Waud Capital Partners engaged third-party consultants beginning in 2022 to conduct ESG surveys across portfolio companies and calculate Scope 1 and 2 carbon emissions. Scope 1 encompasses direct emissions from owned or controlled sources, while Scope 2 covers indirect emissions from purchased energy. The baseline data enables tracking improvement over time and identifying outlier companies requiring intervention.

Integration Across Deal Stages

The report details how ESG factors enter investment evaluation at multiple points.
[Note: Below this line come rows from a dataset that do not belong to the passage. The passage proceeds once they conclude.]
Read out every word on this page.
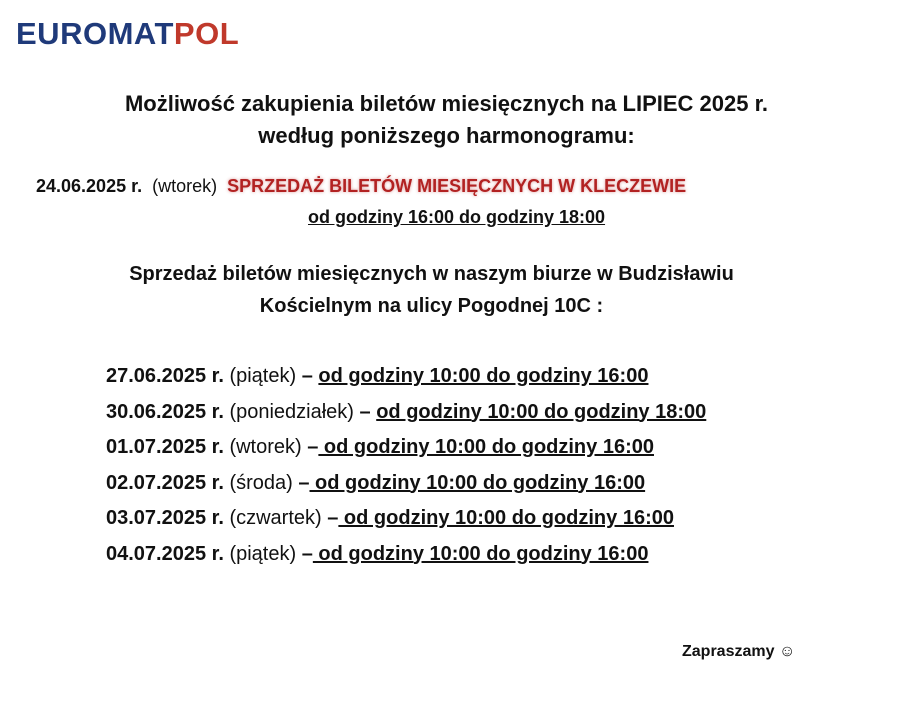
EUROMATPOL
Możliwość zakupienia biletów miesięcznych na LIPIEC 2025 r.
według poniższego harmonogramu:
24.06.2025 r. (wtorek) SPRZEDAŻ BILETÓW MIESIĘCZNYCH W KLECZEWIE
od godziny 16:00 do godziny 18:00
Sprzedaż biletów miesięcznych w naszym biurze w Budzisławiu
Kościelnym na ulicy Pogodnej 10C :
27.06.2025 r. (piątek) – od godziny 10:00 do godziny 16:00
30.06.2025 r. (poniedziałek) – od godziny 10:00 do godziny 18:00
01.07.2025 r. (wtorek) – od godziny 10:00 do godziny 16:00
02.07.2025 r. (środa) – od godziny 10:00 do godziny 16:00
03.07.2025 r. (czwartek) – od godziny 10:00 do godziny 16:00
04.07.2025 r. (piątek) – od godziny 10:00 do godziny 16:00
Zapraszamy ☺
During pre-diligence, the firm screens for material environmental, social, and governance issues that could affect valuation or operational performance. Healthcare services companies face different ESG considerations than software businesses—workplace safety, clinical quality metrics, and patient privacy regulations versus cybersecurity, data handling, and employee retention.

Due diligence incorporates ESG assessment into broader commercial, financial, and operational analysis. Red flags might include pending environmental remediation liabilities, ongoing discrimination lawsuits, or inadequate board oversight. These factors influence purchase price adjustments or deal structure.

Post-acquisition, portfolio operations teams work with management to implement improvement initiatives. Examples include energy efficiency retrofits, diversity and inclusion programs, and board governance enhancements. Melanie Sponholz serves as Chief Compliance Officer and Director of Responsible Investing for Waud Capital Partners, coordinating these efforts across approximately 60 professionals and multiple portfolio companies.

Transparency and Accountability

Annual reporting creates accountability mechanism unavailable in private capital structures lacking regular disclosure. The decision to publish data externally—beyond what limited partners require—signals commitment to stakeholder communication. Future reports will show year-over-year trends, revealing whether portfolio companies reduce emissions intensity, improve safety records, or enhance governance practices.

The healthcare and software sectors in Waud Capital Partners’ portfolio present different ESG challenges. Healthcare services involve clinical quality, patient safety, and workforce composition issues particularly relevant for behavioral health, physical therapy, and vision care providers. Software companies face cybersecurity risks, data privacy obligations, and questions around product accessibility and algorithmic bias.

Reeve Waud’s characterization of responsible investing as “intelligent investing” suggests integration with fundamental investment thesis rather than separate workstream. This philosophical positioning will face testing as ESG metrics influence portfolio company performance and exit valuations in coming years.